Marie Leblanc, the CEO of the label, said the changes were necessary to “future-proof” the brand, which has yet to turn a profit despite being one of the most high-profile names in British fashion for the past decade.
When demand for party dresses evaporated during lockdown, sales of knitwear, sunglasses and Beckham’s “athleisure” collaboration with Reebok became a lifeline. The brand is emerging from the pandemic with a new lo-fi aesthetic, and lower prices to match.
“Right now feels a bit like that moment after you’ve had a baby, and you can’t remember what you wore before you were pregnant,” said Beckham at this week’s launch of her new collection, shown in individual appointments at her London flagship store.
She added: “When I was pregnant with [daughter] Harper I wore very different clothes, and after she was born it took me a while to figure out what I wanted to wear. Coming out of the pandemic feels a bit like that. I really embraced a more relaxed way of dressing during lockdown, and that changes what I want to wear now.”
Leblanc said: “We are going to come out of this time with a hybrid lifestyle.
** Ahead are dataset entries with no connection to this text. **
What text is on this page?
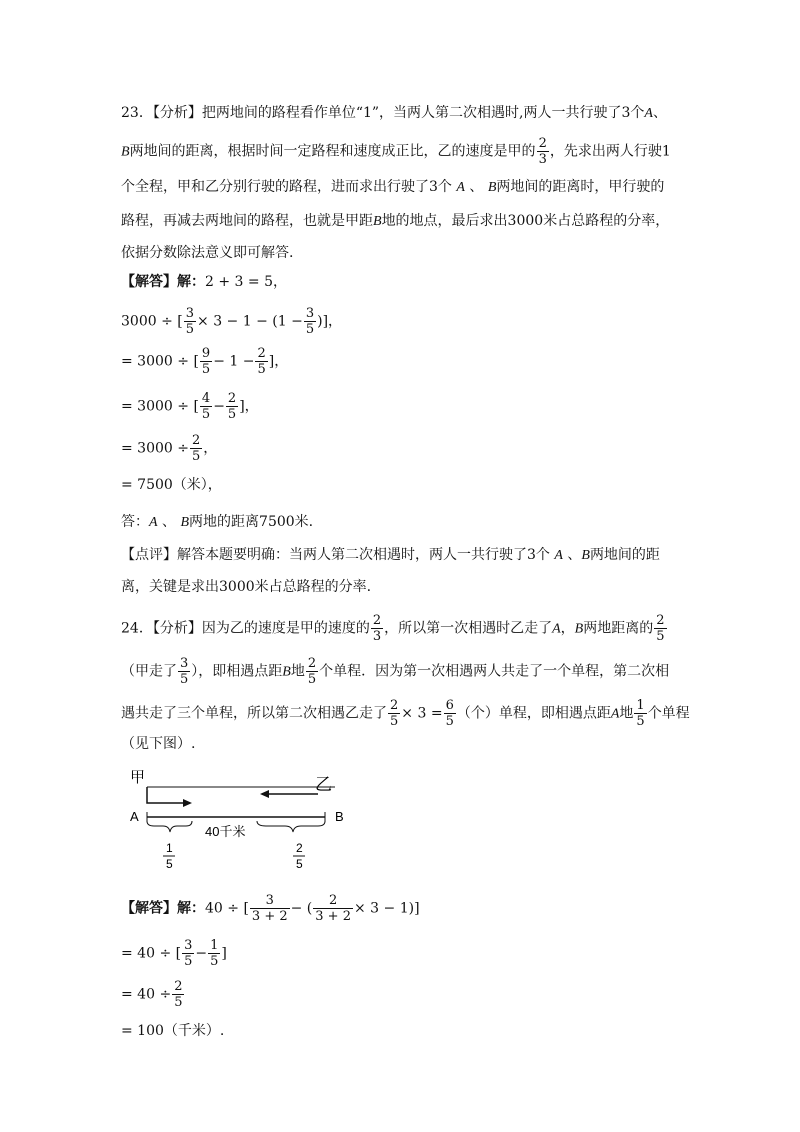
23．【分析】把两地间的路程看作单位“1”，当两人第二次相遇时,两人一共行驶了3个A、
B两地间的距离，根据时间一定路程和速度成正比，乙的速度是甲的 $\frac{2}{3}$ ，先求出两人行驶1
个全程，甲和乙分别行驶的路程，进而求出行驶了3个 A 、 B两地间的距离时，甲行驶的
路程，再减去两地间的路程，也就是甲距B地的地点，最后求出3000米占总路程的分率，
依据分数除法意义即可解答.
【解答】解：2 + 3 = 5，
3000 ÷ [ $\frac{3}{5} \times 3 - 1 - (1 - \frac{3}{5}$ )]，
= 3000 ÷ [ $\frac{9}{5} - 1 - \frac{2}{5}$ ]，
= 3000 ÷ [ $\frac{4}{5} - \frac{2}{5}$ ]，
= $3000 \div \frac{2}{5}$ ，
= 7500（米），
答：A 、 B两地的距离7500米.
【点评】解答本题要明确：当两人第二次相遇时，两人一共行驶了3个 A 、B两地间的距
离，关键是求出3000米占总路程的分率.
24．【分析】因为乙的速度是甲的速度的 $\frac{2}{3}$ ，所以第一次相遇时乙走了A，B两地距离的 $\frac{2}{5}$
（甲走了 $\frac{3}{5}$ ），即相遇点距B地 $\frac{2}{5}$ 个单程．因为第一次相遇两人共走了一个单程，第二次相
遇共走了三个单程，所以第二次相遇乙走了 $\frac{2}{5} \times 3 = \frac{6}{5}$ （个）单程，即相遇点距A地 $\frac{1}{5}$ 个单程
（见下图）.
甲	乙
A	B
40千米
1
5
2
5
【解答】解：40 ÷ [ $\frac{3}{3 + 2}$ − ( $\frac{2}{3 + 2} \times 3 - 1$)]
= 40 ÷ [ $\frac{3}{5} - \frac{1}{5}$ ]
= $40 \div \frac{2}{5}$
= 100（千米）.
Maybe you don’t have to dress up so much to take a meeting.”
Beckham and Leblanc said they hoped the new pricing structure would boost the bottom line by broadening their customer base.
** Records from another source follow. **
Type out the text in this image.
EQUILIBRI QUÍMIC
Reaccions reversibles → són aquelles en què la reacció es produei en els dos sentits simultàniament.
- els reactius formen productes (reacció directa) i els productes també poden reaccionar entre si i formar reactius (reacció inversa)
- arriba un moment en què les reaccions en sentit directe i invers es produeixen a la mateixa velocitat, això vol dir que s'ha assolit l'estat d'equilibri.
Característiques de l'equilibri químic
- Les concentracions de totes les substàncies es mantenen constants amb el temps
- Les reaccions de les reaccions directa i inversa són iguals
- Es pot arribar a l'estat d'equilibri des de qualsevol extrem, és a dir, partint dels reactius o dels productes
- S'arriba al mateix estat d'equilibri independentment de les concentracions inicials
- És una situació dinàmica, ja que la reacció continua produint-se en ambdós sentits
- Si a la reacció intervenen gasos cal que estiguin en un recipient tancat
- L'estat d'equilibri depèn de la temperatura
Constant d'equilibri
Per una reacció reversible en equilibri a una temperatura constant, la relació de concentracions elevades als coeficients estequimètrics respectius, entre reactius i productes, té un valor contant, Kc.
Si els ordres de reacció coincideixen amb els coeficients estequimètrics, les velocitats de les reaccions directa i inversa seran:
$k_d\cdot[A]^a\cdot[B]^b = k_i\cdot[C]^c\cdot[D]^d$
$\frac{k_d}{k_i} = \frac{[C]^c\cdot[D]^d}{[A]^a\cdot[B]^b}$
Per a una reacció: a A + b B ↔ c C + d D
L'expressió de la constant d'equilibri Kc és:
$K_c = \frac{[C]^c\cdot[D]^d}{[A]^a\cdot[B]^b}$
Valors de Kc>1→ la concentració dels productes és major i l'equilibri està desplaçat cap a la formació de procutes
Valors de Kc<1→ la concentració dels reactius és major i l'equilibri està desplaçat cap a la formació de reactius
Last year, the British luxury brand Mulberry slashed prices in some Asian markets by 20%. The announcement was couched in terms of aligning international prices, but seen as a lever to boost sales at a challenging time.
Consumer confidence remains fragile, and the rise of resale and renting models for designer fashion is offering label-conscious shoppers a more affordable alternative to Bond Street’s punchy price tags.
“Our customer is smart, she wants value for money,” said Leblanc.
Beckham, dressed in pinstripe tailored trousers and a cashmere rollneck with white high heels, said she drew the line at the word comfort, adding: “I don’t like that word. It doesn’t feel elevated, to me. But I do like an elegant jersey dress which is soft to wear but has a beautiful silhouette.”
Highlights of the collection include spaghetti-strap slip dresses with a 1990s-supermodel-at-an-after-party glamour, and oversized knits in saturated butter yellow and bubblegum pink.
“The other day I was packing for a trip to New York, and I pulled out the pieces I would normally take – midi-length skirts and pussy-bow blouses – and they didn’t feel right at all. I wore denim and tailoring instead,” she said.
Victoria and David Beckham divide their time between London and Miami in the US. Their 18-year-old son, Romeo, moved to Florida full-time to train with Inter Miami football club, the team David co-owns, in the hope of joining it. “Selfishly, I’d love it if all my kids would stay in London, but I’m pleased that they are ambitious,” Victoria said. “Anyway, I was on a world tour when I was Romeo’s age.”
She said she remained committed to London fashion week, where she intended to hold a small-scale presentation in September.
“People are going to be very aware of social distancing for a while to come, and that’s something to be respected. I don’t think anyone wants hustle and bustle at this point.”